A iniciativa do Governo Lula de suspender a dívida do estado com a união por 3 anos, embora seja um passo inicial, não é suficiente para tamanho impacto que sofreu o Rio Grande do Sul. Em 2028, quando a suspensão se encerrar, nosso estado ainda estará sofrendo os impactos desta enchente, se fazendo, portanto, necessária a anulação total da dívida.

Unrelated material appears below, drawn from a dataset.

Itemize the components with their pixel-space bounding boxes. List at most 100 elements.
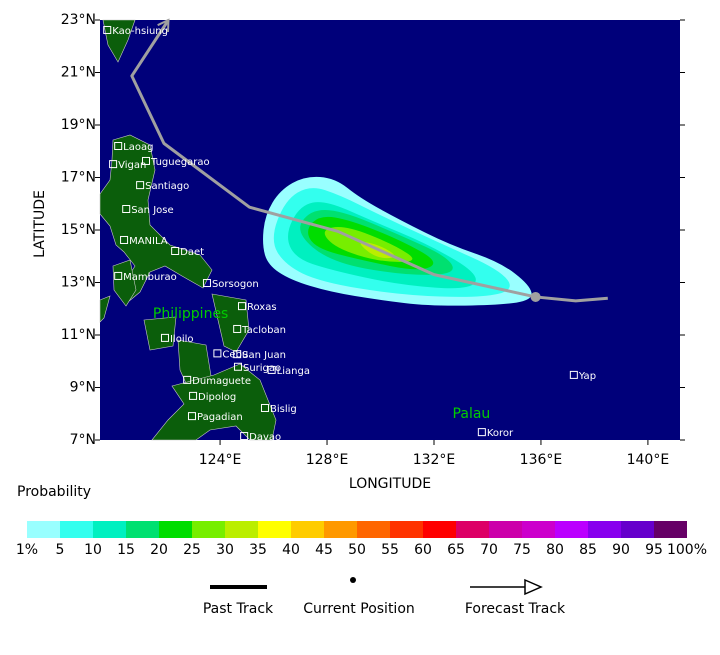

Na reconstrução, a principal chave está no Planejamento e na Cooperação entre a população gaúcha e o Estado brasileiro. Não será a iniciativa privada, muito menos a regulação do mercado, que poderá projetar um novo e necessário horizonte social e ambiental. Há medidas que, consideramos, em curto e médio prazos, constituem ações fundamentais para a reconstrução do Rio Grande:
No curto prazo:
- Criação de um comitê popular que coordene e controle as novas demandas e ações, juntamente com os governos Federal e Estadual e com representantes dos setores de defesa públicos, universidades/IFs, Conselhos de Saúde e Educação, Congresso Nacional, entre outros.
- Continuidade às medidas de resgate, acolhimento e proteção da comunidade gaúcha, qualificando a atuação de uma coordenação que estabeleça redes de parceria com as Universidades da região sul.
- Fortalecimento do Estado e dos serviços públicos nas áreas de assistência, direitos humanos, saúde, educação, habitação e segurança pública.
- Construção imediata de hospitais de campanha em todo o estado para enfrentar as doenças decorrentes das enchentes.
No médio prazo:
- Suspensão de toda a legislação que tem viabilizado a alteração destrutiva do meio ambiente (desmatamentos, destruição de matas ciliares e de nascentes, monoculturas em grande escala, etc.) até que seja elaborada uma nova legislação adequada ao grau dos desastres iminentes.
- Controle social dos planos e da utilização das verbas no processo de reconstrução: esta reconstrução deve ser feita por meio de cooperativas de trabalho, e não de construtoras tradicionais, e deverá seguir normas socioambientais adequadas respeitando características de cada local, identidades e cultura.
- Transparência nas ações governamentais, com destaque para a participação efetiva da sociedade através de entidades representativas e sindicais na administração de recursos vindos por meio do Pix em campanhas de ajuda humanitária lançadas pelo governo estadual.
Medidas econômicas:
- A reconstrução levará anos e a ajuda do Governo Federal e dos BRICS, embora significativa, será insuficiente. Portanto, será necessário discutir parte das reservas internacionais do Brasil para essa finalidade.
- Suspensão da Lei Kandir. Os benefícios fiscais concedidos por essa lei prejudicaram os cofres dos estados exportadores de matérias-primas, como é o caso do RS. É necessário impor uma Medida Provisória que suspenda a Lei Kandir até a implementação de um plano de manejo agropecuário sustentável.
- Fim das isenções fiscais para grandes corporações de petróleo e gás. É urgente que essas empresas sejam taxadas e que os recursos arrecadados sejam destinados ao fortalecimento do SUS e da educação pública.
Como trabalhar e gerar tranquilidade dentro do turbilhão de tarefas sobre as quais devemos nos debruçar? Fundamental será a escuta atenta de quem tem estudado e trabalhado por anos em pesquisas e proposições para estas crises. Não são necessárias soluções espetaculosas. Muito conhecimento já está à disposição da sociedade e do poder público.
A utilização das experiências e saberes das universidades públicas, em especial da região sul, é crucial, pois é a nossa via criativa e producente para pensarmos no processo de reconstrução do nosso estado, observando, além das características climáticas, de relevo e de vegetação, as nossas culturas locais. O Rio Grande do Sul irá se reerguer como sempre fez, com o conhecimento de nossas Universidades e com a força do povo.